Sérgio Burocrata *

 

As excelências estão dando provas de que o Presidente francês Charles de Gaulle tinha razão, pelo menos em parte. O parlamento do Brasil não é de um País sério. Enquanto o MP e o Judiciário se ocupavam em denunciar a condenar a patuléia, o andar inferior da sociedade e o famoso tripé, PPP (preto, puta e pobre), as excelências do Legislativo nunca cogitaram em subtrair poderes do MP e do STF. Bastou que meia dúzia de aloprados fosse ameaçada de passar algumas noites no xilindró que veio a retaliação, na forma de aprovação da PEC 137, na Comissão de Constituição e Justiça da Câmara Federal. Pasmem.

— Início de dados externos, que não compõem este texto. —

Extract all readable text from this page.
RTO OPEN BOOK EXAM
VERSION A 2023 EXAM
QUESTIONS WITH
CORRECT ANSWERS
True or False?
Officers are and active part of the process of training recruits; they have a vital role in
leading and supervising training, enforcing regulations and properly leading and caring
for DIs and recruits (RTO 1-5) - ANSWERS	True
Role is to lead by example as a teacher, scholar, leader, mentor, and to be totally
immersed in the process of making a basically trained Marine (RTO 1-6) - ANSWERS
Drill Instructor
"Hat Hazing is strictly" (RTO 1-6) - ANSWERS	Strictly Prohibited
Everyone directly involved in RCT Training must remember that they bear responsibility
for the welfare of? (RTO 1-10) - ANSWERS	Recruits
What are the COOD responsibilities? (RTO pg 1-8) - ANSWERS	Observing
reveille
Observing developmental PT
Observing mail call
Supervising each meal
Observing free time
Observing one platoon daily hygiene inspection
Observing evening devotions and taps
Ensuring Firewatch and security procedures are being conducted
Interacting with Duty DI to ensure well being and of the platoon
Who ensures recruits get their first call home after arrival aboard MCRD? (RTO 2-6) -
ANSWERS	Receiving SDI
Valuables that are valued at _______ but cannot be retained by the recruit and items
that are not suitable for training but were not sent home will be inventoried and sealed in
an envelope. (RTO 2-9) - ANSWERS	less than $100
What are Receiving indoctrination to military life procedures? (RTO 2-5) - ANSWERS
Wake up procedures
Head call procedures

As excelências querem um país com plena impunidade, onde se possa locupletar a vontade. Sabemos todos que das atividades ilícitas de que o Brasil é vítima diariamente, a roubalheira dos cofres públicos em todos os níveis de Governo é a mais acintosa e lucrativa. Nem mesmo as organizações criminosas que operam o narcotráfico e o contrabando de armas rendem tanto e tem nível gerencial tão bem acabado.  Quem opera o desfalque? A mídia está aí para comprovar.

Quase 100% da gatunagem é feita por prepostos indicado pelas excelências, que depois de incrustados nos cargos públicos, não se importam em fazer o trabalho sujo e meter as mãos criminosamente no dinheiro do povo. Grande parte desses apaninguados, se submetidos a qualquer recrutador sério de RH, não seriam recomendados nem a gerenciar um carrinho de pipoca, por evidentes tendências a infringir o sétimo mandamento e afrontar o Código penal de cabo a rabo. São destemidos, esperto, articulados e acima de tudo crentes da impunidade e da lerdeza associadas às decisões judiciais, fruto de intermináveis recursos previstos nas leis e normas, que afinal foram gestadas pelas excelências aparentemente com esse propósito.

Mas, ao que parece não basta mais a escandalosa impunidade é necessário esconder e escamotear os malfeitos, como diz a presidenta Dilma. Por isso as excelências querem cortar o mal pela raiz: vamos investigar o que nos interessa investigar,quando investigar, quem investigar e por quem se investigar. Passada a PEC 137, quem garante não que as excelências não Irão aprovar outra armação tipo, por exemplo, a Bolsa Impunidade, onde quanto maior for o crime de colarinho branco, claro, mais impunidade e benefícios o figurão terá direito. Dizem que informalmente a Bolsa já existe e beneficia algumas figuras carimbadas da política e seus prepostos e familiares. O Amapá é um exemplo bem acabado dessa situação. A Polícia Federal gastou toneladas de papel e muitas operações foram feitas, poucos denunciados, quase nenhum indiciado e nenhum condenado. O saudoso Ulisses Guimarães, do alto de sua expertise, já alertava aos que reclamavam da qualidade do parlamento constituinte. Costumava dizer “Esperem o próximo”. Quem viver verá.

*É servidor do ex-território regredido, ou seja, está entre a mais nova classe funcional do Amapá os 1400 que tiveram ascensão funcional No Governo Barcellos.